Putting Perfection In Context

A few folks from our team sported the new jerseys at last weekend’s ELEPHANT ROCK CYCLING FESTIVAL.

So begins FREEDOM TOUR 2018. For the next few weeks our house becomes a staging area for jerseys, food, coolers, bikes, flyers, posters, trailers, and all sorts of miscellaneous stuff. We’ll scramble to get everything ready, and I’m sure only about this:

It won’t be perfect.

Doesn’t matter how hard we try. Someone, most likely me, will forget something, miss a detail, mess something up. Somebody will be frustrated because it wasn’t organized quite the way they would have done it. Someone, most likely me, will feel like a failure.

Happens every time, because we carry around this silly notion of perfection, which of course isn’t achievable anyway.
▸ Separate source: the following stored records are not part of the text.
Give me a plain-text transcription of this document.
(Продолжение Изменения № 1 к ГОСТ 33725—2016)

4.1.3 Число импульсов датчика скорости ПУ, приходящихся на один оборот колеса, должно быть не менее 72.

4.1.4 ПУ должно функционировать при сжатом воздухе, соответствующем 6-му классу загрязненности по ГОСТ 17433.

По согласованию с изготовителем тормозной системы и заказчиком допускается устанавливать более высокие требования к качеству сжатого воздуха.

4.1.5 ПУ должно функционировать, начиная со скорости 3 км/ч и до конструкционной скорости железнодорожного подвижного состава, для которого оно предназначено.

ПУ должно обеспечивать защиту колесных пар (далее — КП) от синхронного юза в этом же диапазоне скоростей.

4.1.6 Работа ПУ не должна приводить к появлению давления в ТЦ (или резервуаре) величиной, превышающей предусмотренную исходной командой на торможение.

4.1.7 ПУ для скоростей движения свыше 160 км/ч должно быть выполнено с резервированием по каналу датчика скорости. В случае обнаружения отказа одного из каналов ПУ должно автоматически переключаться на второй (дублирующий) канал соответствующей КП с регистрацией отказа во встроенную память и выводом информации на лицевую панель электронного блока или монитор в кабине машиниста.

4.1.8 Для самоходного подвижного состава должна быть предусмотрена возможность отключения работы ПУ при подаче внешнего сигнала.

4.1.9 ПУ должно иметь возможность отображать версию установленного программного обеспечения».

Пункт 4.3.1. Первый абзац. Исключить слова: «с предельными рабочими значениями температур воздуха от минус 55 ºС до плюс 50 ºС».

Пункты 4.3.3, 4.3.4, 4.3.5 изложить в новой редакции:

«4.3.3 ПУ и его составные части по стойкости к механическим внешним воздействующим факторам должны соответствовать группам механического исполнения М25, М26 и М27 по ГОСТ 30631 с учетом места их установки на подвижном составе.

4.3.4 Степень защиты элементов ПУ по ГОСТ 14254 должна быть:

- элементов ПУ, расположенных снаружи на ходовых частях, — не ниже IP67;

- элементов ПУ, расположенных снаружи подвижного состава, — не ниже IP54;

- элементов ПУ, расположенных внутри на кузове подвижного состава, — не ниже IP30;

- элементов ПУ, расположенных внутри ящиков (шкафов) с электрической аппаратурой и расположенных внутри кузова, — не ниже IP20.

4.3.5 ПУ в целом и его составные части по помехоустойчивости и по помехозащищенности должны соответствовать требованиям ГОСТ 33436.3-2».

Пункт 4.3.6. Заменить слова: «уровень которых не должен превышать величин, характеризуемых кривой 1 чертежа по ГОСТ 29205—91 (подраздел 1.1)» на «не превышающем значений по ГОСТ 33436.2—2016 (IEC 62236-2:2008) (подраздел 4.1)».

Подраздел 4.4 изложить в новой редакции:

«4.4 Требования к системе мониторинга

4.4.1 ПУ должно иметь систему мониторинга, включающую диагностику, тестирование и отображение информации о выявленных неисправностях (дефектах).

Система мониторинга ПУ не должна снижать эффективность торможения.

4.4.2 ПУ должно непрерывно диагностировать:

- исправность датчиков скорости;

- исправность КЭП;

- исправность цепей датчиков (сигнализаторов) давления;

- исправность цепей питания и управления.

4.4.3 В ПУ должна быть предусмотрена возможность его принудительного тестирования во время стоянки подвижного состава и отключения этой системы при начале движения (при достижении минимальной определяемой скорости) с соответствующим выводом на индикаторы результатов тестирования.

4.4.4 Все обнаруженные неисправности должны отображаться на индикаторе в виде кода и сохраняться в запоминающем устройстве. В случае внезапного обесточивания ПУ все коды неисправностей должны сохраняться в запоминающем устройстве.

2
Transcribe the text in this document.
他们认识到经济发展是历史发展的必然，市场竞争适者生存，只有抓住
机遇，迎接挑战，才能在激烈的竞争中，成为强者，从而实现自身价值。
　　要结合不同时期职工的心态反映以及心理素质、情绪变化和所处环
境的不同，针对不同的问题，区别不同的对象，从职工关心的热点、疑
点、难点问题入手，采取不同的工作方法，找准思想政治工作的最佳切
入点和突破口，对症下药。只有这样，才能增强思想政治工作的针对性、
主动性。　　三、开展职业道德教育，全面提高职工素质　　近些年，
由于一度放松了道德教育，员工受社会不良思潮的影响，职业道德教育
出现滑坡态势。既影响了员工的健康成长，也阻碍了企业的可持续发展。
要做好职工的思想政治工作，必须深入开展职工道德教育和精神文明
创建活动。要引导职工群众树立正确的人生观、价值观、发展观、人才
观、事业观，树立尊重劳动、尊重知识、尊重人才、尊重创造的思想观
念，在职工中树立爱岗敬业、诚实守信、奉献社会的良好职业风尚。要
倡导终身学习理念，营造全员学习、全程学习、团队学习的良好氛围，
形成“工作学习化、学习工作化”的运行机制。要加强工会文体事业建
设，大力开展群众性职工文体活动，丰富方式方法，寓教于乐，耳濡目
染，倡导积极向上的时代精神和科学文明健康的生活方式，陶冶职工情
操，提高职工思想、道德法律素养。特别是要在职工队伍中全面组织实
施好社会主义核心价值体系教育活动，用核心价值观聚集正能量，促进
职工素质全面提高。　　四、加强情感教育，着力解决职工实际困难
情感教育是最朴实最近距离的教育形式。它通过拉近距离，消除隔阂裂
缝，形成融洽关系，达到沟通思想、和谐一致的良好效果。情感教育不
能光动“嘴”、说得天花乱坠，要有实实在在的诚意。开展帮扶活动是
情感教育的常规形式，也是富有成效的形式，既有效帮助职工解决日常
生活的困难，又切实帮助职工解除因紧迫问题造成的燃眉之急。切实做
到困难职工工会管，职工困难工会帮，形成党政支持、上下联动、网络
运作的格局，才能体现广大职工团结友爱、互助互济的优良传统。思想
So we struggle to meet every single expectation (some others’, mostly ours) and decide we’re inadequate when we miss an impossible-to-attain mark.

Today I’m reminding me, and maybe you, that God doesn’t expect us to do small things perfectly. He asks us to do big, crazy, outrageous, risky things. He asks us to take those risks with love and compassion and grace – for others AND FOR OURSELVES. Because when you do risky things, you’re likely gonna make a mistake or three.

We cycle to bring hope and freedom to kids rescued from human trafficking. The kids who benefit from this were born in a brothel!

Maybe I should focus on that, and stop obsessing about being perfect.